About MarkItDown

On December 14, 2024, Microsoft released something interesting.

It’s a software called MarkItDown.

It’s a tool that converts various files into the Markdown format.

Quoting from the official repository, the formats that can be converted are:

- PDF (.pdf)
- PowerPoint (.pptx)
- Word (.docx)
- Excel (.xlsx)
- Images (EXIF metadata, and OCR)
- Audio (EXIF metadata, and speech transcription)
- HTML (special handling of Wikipedia, etc.)
- Various other text-based formats (csv, json, xml, etc.)
- ZIP (Iterates over contents and converts each file)

As you can see, it handles a wide variety of files.

What Seems Useful…

There’s a passage in the Bible: “God said, ‘Let there be light,’ and there was light.”

Nowadays, there is something that is not God but is treated like one: AI.

“AI said, ‘Let there be data,’ and there was information”—that’s the situation now.

When preparing data for AI, not everything is saved as text.

We need to have it in a format that AI can read, and that’s where MarkItDown comes in.

Converting documents saved as PDFs into Markdown will make AI happy too.

I tried using it a bit for work.

Practical Use

I have published the code in this repository.

By using a tool called uv, it is designed to make environment setup as easy as possible.

Here’s the content of the program I have published:

from pathlib import Path
from markitdown import MarkItDown


def convert_pdfs_to_markdown(src: str, dest: str):
    """
    Converts PDF files in the specified directory to Markdown format and saves them in the output directory.

    Args:
        src (str): Directory where the input PDF files are stored.
        dest (str): Output directory for the converted Markdown files.
    """
    # Set the paths for the input and output directories
    src_dir = Path(src)
    dest_dir = Path(dest)

    # Create the output directory if it doesn't exist
    dest_dir.mkdir(parents=True, exist_ok=True)
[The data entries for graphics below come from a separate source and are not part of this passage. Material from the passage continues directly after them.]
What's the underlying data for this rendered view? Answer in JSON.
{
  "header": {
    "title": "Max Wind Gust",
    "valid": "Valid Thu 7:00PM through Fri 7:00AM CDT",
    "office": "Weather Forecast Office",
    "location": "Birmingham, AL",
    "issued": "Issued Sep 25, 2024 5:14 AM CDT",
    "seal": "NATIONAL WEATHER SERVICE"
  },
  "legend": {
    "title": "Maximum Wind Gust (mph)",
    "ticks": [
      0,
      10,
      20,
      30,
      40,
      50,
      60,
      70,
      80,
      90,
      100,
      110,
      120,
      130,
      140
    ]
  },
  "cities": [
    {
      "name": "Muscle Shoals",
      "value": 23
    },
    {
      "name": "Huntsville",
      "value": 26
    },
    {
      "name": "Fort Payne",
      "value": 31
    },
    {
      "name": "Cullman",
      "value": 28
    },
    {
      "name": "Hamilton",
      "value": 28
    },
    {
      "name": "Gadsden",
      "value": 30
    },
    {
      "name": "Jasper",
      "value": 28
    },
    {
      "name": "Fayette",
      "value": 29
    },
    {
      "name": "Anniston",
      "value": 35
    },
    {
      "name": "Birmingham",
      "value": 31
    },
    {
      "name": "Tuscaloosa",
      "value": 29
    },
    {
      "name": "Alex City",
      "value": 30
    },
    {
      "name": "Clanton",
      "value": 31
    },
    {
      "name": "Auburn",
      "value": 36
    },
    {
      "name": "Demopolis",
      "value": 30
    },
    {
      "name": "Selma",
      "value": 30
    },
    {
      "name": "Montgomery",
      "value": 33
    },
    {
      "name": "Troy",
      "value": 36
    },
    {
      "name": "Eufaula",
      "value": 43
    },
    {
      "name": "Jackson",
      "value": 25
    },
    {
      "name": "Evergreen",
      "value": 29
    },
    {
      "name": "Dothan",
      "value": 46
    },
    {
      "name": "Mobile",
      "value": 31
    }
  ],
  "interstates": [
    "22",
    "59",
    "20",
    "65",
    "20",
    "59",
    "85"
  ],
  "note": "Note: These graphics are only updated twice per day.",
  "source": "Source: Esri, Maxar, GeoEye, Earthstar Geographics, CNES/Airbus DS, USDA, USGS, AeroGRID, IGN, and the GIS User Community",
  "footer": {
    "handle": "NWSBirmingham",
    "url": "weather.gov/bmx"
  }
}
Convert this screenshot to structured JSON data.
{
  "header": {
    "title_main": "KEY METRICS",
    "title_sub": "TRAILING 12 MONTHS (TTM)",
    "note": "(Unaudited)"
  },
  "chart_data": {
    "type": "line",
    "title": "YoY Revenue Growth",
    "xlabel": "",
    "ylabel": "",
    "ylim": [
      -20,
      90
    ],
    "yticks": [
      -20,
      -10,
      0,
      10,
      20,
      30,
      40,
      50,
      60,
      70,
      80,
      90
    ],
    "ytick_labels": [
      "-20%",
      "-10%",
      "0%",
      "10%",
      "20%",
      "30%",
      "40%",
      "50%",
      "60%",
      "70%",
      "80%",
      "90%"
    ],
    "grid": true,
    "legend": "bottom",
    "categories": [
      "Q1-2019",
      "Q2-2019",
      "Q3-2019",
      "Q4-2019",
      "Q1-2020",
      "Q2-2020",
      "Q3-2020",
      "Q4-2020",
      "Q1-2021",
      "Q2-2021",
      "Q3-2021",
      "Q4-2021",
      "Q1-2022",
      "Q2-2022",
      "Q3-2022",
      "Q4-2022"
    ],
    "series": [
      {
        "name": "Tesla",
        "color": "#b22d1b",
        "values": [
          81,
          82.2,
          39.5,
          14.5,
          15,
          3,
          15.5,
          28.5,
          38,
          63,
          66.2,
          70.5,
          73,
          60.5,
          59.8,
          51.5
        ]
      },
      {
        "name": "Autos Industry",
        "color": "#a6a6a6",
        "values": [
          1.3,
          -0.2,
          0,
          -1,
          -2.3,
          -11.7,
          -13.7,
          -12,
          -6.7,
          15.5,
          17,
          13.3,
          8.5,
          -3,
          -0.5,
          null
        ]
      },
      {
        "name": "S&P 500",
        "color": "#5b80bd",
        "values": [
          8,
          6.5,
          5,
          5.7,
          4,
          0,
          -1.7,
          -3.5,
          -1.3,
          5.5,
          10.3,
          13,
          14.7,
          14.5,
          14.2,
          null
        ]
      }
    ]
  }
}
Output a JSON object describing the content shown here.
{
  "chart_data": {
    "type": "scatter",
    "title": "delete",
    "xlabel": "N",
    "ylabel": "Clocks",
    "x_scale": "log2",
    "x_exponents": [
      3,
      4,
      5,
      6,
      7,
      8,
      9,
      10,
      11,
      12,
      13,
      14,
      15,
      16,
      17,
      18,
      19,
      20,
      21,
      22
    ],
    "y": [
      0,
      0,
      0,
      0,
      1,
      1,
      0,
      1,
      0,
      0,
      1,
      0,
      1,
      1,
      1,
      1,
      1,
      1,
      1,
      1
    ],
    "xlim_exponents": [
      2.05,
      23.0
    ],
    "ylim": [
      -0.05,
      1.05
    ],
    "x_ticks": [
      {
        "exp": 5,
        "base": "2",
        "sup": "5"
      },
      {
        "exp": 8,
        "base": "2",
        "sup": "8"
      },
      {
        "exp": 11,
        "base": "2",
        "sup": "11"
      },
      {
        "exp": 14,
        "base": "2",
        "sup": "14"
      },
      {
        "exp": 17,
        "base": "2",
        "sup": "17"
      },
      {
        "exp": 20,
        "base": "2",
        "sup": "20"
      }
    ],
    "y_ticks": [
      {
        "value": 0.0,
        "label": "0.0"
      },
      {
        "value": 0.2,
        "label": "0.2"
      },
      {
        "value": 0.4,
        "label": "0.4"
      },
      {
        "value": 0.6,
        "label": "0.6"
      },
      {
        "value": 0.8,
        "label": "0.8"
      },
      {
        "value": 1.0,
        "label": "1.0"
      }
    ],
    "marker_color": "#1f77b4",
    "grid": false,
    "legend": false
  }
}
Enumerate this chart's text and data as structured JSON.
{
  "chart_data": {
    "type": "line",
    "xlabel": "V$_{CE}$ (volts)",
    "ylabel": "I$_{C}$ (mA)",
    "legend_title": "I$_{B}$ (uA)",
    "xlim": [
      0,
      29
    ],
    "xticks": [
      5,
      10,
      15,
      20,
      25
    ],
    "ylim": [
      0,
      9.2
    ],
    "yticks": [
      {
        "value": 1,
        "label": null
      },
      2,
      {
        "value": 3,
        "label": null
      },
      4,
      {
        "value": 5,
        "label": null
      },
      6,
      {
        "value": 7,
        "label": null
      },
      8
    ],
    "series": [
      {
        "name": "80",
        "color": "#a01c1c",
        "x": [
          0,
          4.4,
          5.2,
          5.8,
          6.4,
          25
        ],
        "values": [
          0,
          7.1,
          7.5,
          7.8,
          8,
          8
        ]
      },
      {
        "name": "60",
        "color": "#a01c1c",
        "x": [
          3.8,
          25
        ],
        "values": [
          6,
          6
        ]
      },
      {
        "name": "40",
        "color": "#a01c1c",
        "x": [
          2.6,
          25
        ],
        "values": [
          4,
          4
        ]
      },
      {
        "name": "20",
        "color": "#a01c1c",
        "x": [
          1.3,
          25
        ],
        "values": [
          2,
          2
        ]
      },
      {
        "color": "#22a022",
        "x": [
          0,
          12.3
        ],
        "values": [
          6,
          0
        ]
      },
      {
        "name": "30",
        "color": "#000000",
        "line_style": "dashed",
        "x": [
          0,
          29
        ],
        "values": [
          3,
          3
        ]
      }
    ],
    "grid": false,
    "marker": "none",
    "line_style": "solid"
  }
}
    # Search for PDF files and convert them to Markdown
    for pdf_file in src_dir.glob("*.pdf"):
        mid = MarkItDown()
        result = mid.convert(str(pdf_file))

        # Set the output file name
        md_file = dest_dir / (pdf_file.stem + ".md")

        # Save as a Markdown file
        with open(md_file, "w", encoding="utf8") as f:
            f.write(result.text_content)
        print(f"Conversion complete: {pdf_file.name} -> {md_file.name}")


# Example usage
if __name__ == "__main__":
    src_dir = "./src"  # Input directory
    dest_dir = "./dest"  # Output directory
    convert_pdfs_to_markdown(src=src_dir, dest=dest_dir)

It’s not a very complicated program.

The important parts are:

  1. result = mid.convert(str(pdf_file)) for the conversion process
  2. result.text_content to extract the content of the text

These two points.

Conclusion

It may not be a program that I use frequently, but using new tools is always an enjoyable experience.

Writing articles like this one bit by bit might also be fun.